Странно, как все странно! Полетаев наклонился к ней. Теперь он уже ни о чем не думал, радовался лишь самой вот этой секунде жизни, прикосновению холодных на предутреннем воздухе губ Веры.

Он не думал ни о чем и когда хлопнула за нею дверь, и когда направился вниз по склону сопки, навстречу туманно светившимся огням порта. Только на пустынной главной улице, на трамвайных путях вдруг остановился, как бы наткнувшись на невидимую преграду.

— Черт побери, — сказал он вслух. — А про Реута так ничего и не узнал. Кто он все-таки ей?

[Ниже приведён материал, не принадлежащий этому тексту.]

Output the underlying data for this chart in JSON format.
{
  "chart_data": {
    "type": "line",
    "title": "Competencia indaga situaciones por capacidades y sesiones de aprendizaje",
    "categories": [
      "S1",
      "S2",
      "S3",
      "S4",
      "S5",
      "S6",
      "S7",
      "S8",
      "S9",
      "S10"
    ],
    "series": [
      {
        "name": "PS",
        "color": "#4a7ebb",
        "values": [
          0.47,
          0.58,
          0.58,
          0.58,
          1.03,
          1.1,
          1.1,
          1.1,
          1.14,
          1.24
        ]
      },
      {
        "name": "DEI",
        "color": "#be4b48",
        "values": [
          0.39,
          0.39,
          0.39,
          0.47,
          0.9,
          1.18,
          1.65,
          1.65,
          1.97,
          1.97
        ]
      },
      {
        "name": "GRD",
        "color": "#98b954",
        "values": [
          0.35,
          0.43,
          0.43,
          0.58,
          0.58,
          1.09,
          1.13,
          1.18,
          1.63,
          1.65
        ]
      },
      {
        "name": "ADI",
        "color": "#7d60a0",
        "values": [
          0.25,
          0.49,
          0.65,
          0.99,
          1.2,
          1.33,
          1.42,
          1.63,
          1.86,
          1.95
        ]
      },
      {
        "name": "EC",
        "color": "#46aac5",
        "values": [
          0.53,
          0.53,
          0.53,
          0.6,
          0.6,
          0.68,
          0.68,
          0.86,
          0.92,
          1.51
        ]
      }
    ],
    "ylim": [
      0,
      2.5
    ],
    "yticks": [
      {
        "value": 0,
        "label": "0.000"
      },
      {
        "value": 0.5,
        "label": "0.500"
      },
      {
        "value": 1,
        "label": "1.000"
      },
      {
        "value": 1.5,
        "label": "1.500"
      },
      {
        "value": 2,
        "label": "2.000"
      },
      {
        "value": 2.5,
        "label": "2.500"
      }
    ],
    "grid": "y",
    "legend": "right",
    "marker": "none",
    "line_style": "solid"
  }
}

И вот письмо, то самое, из-за которого он так взволновался, стал мерить шагами пустынную рулевую:

«Дорогой капитан, наша ночная прогулка стоила мне крепкой простуды. Теперь, правда, легче, но вы все же не сочтите за лишнее проведать больную. Дом, надеюсь, запомнили, а номер квартиры не требуется — покажут.

Я слышала, что тот матрос, которого мы повстречали ночью, Щербина, у вас на «Гюго». Вы, оказывается, умеете выполнять просьбы. Жду, что выполните и эту, придете.

Да, вот еще что. У вас было смешное, такое милое непонимающее лицо, когда вы слушали мою перебранку с Зубовичем по поводу вашего старшего помощника. Сообщаю для ясности, что Вадим — мой муж.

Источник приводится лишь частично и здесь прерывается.